| CELEX | 32024D2840 |
| Type | Décision |
| Date | mardi 5 novembre 2024 |
| Journal officiel | FR Série L |
| 2024/2840 | 6.11.2024 |
DÉCISION (PESC) 2024/2840 DU CONSEIL
du 5 novembre 2024
relative à une mesure d’assistance au titre de la facilité européenne pour la paix afin de renforcer les capacités de la marine de la République du Congo dans le cadre de l’architecture de Yaoundé
LE CONSEIL DE L’UNION EUROPÉENNE,
vu le traité sur l’Union européenne, et notamment son article 28, paragraphe 1, et son article 41, paragraphe 2,
vu la proposition du haut représentant de l’Union pour les affaires étrangères et la politique de sécurité,
considérant ce qui suit:
| (1) | La décision (PESC) 2021/509 du Conseil (1) institue une facilité européenne pour la paix (FEP) en vue du financement, par les États membres, d’actions de l’Union au titre de la politique étrangère et de sécurité commune afin de préserver la paix, de prévenir les conflits et de renforcer la sécurité internationale conformément à l’article 21, paragraphe 2, point c), du traité.
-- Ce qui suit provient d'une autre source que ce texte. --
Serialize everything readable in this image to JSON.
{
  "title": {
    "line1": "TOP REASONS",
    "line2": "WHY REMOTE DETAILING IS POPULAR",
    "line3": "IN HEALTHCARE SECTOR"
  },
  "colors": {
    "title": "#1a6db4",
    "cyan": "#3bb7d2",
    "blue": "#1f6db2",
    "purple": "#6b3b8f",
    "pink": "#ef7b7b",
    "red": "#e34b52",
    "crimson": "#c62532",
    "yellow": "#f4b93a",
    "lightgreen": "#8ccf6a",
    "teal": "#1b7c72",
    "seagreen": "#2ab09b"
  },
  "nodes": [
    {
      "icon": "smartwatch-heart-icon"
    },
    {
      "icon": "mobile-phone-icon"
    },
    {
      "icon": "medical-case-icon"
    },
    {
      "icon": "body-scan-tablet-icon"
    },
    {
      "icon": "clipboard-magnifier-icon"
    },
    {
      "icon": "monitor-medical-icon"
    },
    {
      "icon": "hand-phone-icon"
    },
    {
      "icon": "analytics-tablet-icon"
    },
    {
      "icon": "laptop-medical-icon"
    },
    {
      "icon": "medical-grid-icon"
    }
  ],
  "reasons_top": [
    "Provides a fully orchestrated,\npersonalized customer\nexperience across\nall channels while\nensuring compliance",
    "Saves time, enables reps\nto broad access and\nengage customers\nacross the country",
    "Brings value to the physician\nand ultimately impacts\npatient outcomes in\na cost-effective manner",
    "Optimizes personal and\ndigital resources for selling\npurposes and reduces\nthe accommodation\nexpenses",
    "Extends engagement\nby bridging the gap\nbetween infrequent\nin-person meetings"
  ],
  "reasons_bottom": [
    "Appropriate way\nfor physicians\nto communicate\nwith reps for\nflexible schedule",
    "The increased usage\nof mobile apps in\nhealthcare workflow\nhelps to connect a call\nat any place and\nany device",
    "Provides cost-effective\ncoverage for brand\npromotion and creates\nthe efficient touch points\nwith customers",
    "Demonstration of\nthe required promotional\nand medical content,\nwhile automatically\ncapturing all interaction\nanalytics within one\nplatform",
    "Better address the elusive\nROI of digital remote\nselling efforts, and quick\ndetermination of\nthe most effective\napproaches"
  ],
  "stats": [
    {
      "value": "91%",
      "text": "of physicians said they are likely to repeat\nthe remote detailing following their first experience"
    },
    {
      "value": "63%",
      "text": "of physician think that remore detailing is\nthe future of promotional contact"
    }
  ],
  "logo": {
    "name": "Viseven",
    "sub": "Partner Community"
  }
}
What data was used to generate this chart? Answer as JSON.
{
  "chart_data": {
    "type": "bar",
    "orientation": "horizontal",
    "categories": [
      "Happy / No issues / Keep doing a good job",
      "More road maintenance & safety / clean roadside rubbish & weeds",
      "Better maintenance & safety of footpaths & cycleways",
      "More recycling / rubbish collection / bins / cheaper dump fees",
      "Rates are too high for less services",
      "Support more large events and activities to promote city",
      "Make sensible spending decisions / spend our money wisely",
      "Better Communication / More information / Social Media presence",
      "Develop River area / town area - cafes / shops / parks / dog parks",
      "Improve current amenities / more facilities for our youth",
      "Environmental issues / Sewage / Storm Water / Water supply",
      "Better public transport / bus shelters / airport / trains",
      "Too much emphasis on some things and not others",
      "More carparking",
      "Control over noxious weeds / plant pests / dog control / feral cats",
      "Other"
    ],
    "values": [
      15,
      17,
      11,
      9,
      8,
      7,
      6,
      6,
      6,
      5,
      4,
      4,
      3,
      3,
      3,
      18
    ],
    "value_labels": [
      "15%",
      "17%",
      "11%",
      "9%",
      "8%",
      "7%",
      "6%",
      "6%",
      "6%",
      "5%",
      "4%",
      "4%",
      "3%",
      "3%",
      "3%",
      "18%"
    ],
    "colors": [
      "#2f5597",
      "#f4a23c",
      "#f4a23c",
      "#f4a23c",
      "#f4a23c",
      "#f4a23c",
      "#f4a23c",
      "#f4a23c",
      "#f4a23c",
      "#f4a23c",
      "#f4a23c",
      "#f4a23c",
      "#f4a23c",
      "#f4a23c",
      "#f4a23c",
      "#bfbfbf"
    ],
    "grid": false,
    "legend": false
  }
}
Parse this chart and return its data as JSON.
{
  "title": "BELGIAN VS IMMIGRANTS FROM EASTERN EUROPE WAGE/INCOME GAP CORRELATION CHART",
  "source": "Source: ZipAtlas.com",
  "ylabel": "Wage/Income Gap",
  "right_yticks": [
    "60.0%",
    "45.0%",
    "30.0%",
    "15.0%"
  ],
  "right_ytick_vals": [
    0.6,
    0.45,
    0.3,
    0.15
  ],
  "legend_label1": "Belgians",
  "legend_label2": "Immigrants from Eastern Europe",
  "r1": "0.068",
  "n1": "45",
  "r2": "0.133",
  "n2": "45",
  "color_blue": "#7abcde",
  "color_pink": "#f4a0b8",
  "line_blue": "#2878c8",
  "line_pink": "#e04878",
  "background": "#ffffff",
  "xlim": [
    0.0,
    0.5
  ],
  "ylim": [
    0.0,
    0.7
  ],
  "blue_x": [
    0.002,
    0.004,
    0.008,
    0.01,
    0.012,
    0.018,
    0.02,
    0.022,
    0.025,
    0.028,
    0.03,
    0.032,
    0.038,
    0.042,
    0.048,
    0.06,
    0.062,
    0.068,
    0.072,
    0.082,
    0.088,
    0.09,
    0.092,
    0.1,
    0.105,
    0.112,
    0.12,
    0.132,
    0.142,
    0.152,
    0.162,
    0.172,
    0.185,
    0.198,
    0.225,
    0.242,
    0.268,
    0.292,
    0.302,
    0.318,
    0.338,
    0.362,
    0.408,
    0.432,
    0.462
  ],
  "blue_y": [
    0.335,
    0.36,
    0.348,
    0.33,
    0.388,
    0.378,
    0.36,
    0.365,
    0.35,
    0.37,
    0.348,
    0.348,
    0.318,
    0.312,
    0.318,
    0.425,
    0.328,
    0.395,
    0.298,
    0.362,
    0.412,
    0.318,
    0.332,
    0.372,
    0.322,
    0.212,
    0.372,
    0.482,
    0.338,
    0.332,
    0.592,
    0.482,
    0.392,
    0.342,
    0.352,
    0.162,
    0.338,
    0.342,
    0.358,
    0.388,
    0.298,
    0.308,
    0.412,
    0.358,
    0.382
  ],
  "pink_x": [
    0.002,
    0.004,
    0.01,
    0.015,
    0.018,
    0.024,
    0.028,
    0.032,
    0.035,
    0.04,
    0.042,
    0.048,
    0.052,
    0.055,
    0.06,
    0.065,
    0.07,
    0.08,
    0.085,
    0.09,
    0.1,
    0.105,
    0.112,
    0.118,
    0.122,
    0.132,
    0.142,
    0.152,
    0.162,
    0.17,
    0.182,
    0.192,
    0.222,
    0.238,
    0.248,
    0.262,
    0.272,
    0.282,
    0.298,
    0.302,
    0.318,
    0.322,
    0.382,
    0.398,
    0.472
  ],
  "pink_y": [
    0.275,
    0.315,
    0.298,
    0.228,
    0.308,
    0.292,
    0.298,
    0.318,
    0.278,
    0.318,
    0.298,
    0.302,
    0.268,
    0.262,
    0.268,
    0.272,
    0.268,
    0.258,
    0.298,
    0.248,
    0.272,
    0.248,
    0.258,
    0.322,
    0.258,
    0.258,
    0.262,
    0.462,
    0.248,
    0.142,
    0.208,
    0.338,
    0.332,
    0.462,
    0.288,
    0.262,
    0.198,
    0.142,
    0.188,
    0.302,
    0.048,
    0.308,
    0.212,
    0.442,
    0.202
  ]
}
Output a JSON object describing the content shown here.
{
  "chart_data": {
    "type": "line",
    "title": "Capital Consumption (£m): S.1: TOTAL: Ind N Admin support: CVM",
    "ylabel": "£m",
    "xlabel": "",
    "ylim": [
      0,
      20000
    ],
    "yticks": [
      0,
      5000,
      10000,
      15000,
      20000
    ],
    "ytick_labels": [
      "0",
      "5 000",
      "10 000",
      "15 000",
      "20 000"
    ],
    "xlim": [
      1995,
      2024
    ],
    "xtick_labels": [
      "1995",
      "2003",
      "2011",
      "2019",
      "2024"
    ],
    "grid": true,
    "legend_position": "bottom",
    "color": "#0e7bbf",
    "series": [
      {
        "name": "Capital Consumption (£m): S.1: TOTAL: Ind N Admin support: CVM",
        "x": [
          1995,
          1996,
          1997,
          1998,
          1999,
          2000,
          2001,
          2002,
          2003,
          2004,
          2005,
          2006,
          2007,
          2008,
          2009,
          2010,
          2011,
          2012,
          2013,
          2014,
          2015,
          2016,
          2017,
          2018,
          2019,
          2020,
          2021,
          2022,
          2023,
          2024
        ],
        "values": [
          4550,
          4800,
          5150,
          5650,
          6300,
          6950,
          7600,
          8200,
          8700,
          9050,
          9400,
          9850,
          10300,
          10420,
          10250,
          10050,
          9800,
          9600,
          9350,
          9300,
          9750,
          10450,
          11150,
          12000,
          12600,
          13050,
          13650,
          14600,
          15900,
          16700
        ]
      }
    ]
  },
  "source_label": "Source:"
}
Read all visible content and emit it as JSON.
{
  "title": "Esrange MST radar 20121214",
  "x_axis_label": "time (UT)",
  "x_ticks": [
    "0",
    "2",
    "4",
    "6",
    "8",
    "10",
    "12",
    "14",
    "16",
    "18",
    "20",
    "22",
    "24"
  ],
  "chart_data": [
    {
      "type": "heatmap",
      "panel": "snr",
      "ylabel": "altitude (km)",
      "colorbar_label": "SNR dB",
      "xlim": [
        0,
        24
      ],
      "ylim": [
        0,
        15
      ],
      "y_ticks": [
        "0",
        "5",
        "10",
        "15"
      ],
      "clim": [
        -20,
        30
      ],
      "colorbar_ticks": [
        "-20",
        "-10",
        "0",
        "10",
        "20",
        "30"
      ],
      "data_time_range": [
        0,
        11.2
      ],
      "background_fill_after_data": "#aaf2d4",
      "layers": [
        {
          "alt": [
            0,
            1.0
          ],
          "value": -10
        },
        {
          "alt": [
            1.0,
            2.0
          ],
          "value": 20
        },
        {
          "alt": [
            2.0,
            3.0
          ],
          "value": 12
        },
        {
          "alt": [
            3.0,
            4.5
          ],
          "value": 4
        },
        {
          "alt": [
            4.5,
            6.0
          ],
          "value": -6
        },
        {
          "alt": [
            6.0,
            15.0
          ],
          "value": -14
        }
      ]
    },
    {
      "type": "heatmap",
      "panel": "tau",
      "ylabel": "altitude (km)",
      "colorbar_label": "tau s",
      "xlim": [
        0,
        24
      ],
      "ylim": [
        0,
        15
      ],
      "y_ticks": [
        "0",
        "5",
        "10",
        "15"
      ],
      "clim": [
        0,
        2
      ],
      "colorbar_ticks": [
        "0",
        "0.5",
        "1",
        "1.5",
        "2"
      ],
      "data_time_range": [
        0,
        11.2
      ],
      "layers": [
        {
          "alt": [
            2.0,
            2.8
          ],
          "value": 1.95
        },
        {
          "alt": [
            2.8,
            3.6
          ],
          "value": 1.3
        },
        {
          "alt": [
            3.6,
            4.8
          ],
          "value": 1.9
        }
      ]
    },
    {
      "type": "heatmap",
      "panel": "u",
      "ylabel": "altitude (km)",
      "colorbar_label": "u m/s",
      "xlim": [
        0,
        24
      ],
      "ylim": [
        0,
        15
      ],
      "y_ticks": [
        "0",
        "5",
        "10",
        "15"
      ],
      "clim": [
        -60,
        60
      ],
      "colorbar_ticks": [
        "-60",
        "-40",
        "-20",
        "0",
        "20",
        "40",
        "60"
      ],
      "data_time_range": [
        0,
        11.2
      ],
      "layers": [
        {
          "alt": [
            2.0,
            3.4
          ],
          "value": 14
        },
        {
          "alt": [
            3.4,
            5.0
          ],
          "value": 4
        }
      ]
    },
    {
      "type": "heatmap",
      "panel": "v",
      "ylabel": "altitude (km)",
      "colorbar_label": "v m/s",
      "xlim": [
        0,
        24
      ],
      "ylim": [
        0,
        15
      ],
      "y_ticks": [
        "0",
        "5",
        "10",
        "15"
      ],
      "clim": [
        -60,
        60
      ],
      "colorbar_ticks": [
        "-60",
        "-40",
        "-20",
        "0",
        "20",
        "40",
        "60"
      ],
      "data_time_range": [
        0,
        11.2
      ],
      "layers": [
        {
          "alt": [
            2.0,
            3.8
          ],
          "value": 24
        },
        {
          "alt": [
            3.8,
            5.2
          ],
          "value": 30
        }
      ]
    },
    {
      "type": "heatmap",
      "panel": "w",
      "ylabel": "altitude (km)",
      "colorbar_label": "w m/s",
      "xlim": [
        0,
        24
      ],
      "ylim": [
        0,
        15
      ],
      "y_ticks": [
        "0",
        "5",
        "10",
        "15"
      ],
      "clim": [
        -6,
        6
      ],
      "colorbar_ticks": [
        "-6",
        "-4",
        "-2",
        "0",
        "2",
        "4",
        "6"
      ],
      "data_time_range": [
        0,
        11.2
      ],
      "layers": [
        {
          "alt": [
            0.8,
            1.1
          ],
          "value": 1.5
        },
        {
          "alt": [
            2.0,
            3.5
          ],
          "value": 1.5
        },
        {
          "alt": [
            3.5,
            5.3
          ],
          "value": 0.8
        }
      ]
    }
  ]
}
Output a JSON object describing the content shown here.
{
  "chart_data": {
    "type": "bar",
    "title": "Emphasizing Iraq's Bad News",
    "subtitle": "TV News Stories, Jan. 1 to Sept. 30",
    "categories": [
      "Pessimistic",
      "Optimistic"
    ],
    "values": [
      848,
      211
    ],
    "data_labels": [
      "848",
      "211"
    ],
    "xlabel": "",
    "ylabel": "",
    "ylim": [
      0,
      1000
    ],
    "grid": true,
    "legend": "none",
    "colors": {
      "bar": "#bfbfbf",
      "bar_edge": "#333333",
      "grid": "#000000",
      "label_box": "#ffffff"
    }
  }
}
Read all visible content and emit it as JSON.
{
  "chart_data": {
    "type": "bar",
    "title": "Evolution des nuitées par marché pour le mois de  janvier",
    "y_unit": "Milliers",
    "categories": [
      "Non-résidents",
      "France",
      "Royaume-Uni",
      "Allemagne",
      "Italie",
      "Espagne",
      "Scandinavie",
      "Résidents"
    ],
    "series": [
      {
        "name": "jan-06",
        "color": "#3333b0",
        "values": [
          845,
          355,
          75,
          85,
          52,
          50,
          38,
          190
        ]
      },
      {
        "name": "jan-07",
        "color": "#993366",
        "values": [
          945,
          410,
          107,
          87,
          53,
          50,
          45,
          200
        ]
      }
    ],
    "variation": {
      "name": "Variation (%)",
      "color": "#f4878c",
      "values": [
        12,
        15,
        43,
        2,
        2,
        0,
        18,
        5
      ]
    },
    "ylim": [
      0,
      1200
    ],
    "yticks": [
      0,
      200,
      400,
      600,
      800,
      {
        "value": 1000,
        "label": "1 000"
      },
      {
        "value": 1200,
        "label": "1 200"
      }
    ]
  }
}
En particulier, en vertu de l’article 1er, paragraphe 2, de la décision (PESC) 2021/509, la FEP est utilisée pour le financement de mesures d’assistance telles que des actions visant à renforcer les capacités d’États tiers et d’organisations régionales et internationales dans le domaine militaire et de la défense. |
| (2) | À l’occasion du dixième anniversaire du code de conduite de Yaoundé qui a été signé à Yaoundé le 25 juin 2013, l’Union et ses États membres ont réaffirmé leur soutien à la région du golfe de Guinée et renouvelé leur engagement en faveur du renforcement de la sûreté maritime dans la région. |
| (3) | Le 4 mai 2022, le Conseil a approuvé le concept d’une éventuelle mesure d’assistance en faveur des États côtiers du golfe de Guinée, dont l’objectif premier est de soutenir les activités de sûreté maritime et de lutte contre la piraterie menées par des acteurs militaires dans le golfe de Guinée sous l’égide de l’Afrique pour, à terme, réduire l’incidence, la durée et l’intensité des actes de violence et de la criminalité, et protéger les navires maritimes ainsi que les populations côtières et leurs moyens de subsistance. |
| (4) | Le 13 septembre 2024, le haut représentant de l’Union pour les affaires étrangères et la politique de sécurité a reçu une demande du ministère des affaires étrangères, de la francophonie et des Congolais de l’étranger de la République du Congo visant à ce que l’Union aide la marine à obtenir des équipements, des services et des formations supplémentaires essentiels pour renforcer ses capacités opérationnelles, dans le but d’accroître sa capacité à patrouiller dans la zone économique exclusive de la République du Congo et à mener des activités opérationnelles, y compris dans le cadre de l’architecture de Yaoundé. |
| (5) | Les mesures d’assistance doivent être mises en œuvre en tenant compte des principes et exigences énoncés dans la décision (PESC) 2021/509, en particulier le respect de la position commune 2008/944/PESC du Conseil (2), et conformément aux règles d’exécution des recettes et dépenses financées au titre de la FEP. |
| (6) | Le Conseil réaffirme sa détermination à protéger, promouvoir et respecter les droits de l’homme, les libertés fondamentales et les principes démocratiques, et à renforcer l’état de droit et la bonne gouvernance conformément à la charte des Nations unies, à la déclaration universelle des droits de l’homme et au droit international, en particulier le droit international relatif aux droits de l’homme et le droit international humanitaire, |
A ADOPTÉ LA PRÉSENTE DÉCISION:
Article premier
Établissement, objectifs, champ d’application et durée
1. Il est institué une mesure d’assistance en faveur de la République du Congo (ci-après dénommée «bénéficiaire»), destinée à être financée au titre de la facilité européenne pour la paix (FEP) (ci-après dénommée «mesure d’assistance»).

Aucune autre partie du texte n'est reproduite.